Objective: To investigate whether EGFR inhibitor AG1478 combined with celecoxib could enhance the inhibitive effects on the growth of gastric cancer cells.
Methods: Human gastric cancer cell line SGC-7901 was cultured and treated with different concentration of AG1478 and celecoxib, the proliferation of SGC-7901 cells was determined by MTT. The expression of proliferation cell nuclear antigen (PCNA) of SGC-7901 cells was detected by immunocytochemistry. ERK and p-ERK expression were determined by immunoblot. The TdT-mediated dUTP nick end labeling (TUNEL) assay was used to detect apoptosis.

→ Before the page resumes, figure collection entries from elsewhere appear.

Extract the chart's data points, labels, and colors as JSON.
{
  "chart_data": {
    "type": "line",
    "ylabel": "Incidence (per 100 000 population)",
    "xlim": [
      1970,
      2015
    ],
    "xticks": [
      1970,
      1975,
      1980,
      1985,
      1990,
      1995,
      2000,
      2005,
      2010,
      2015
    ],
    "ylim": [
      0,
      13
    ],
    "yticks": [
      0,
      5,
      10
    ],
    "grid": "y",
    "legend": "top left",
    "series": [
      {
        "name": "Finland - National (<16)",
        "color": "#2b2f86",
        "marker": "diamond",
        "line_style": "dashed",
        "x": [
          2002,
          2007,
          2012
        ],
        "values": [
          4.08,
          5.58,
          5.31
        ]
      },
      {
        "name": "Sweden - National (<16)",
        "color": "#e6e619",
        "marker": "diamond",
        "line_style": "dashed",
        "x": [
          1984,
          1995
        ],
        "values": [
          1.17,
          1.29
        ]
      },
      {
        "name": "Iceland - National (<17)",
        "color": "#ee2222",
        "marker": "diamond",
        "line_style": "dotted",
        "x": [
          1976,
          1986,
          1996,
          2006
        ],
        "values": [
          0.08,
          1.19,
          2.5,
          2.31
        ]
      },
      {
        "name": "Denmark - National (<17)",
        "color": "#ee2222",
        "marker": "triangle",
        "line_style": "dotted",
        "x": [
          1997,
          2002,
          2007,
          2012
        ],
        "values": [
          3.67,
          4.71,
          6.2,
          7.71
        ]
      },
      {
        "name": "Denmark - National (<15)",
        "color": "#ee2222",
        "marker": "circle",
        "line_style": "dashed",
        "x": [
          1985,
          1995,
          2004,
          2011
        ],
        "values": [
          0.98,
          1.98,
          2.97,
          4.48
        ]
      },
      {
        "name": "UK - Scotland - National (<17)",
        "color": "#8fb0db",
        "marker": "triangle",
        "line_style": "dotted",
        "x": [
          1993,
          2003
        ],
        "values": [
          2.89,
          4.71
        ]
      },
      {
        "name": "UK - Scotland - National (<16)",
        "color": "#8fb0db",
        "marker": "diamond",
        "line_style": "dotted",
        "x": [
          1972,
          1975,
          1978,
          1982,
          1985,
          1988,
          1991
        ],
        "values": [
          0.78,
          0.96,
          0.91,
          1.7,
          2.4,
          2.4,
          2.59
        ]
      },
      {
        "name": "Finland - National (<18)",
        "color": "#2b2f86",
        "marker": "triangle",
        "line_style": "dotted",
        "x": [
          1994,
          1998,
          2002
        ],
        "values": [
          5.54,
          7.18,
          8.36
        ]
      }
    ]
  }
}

Results: When SGC-7901 cells was treated with AG1478 or celecoxib alone, cell growth was only inhibited by high concentration of the two agents (10, 100 micromol/L) significantly, the IC50 of AG1478 and celecoxib were 69.69 micromol/L and 70.98 micromol/L respectively. Compared with AG1478 or celecoxib alone, combination of AG1478 and celecoxib at different doses significantly enhanced the inhibitive effects on cell growth (P < 0.01). Compared with control (56. 55%), the expression of PCNA was decreased in the cells treated with AG1478, celecoxib and the combination of these two agents, PCNA indeices were 26.24%, 38.16%, and 9.08%, respectively (P < 0.01). AG1478 induced cell apoptosis at 10 micromol/L, the rate was 7.88% vs. 3.54% in control (P < 0.01), and the combination of AG1478 with celecoxib showed an enhanced effect, the apoptosis rate was 14.90%. There were no any effects on ERK expression with the treatments of either AG1478, celecoxib alone or toghether, but the phospholation of ERK was decreased by AG1478 (P < 0.01).
Conclusion: AG1478 combined with celecoxib results in enhanced inhibitive effect on the growth of SGC-7901, which may partly due to the suppression of ERK phospholation.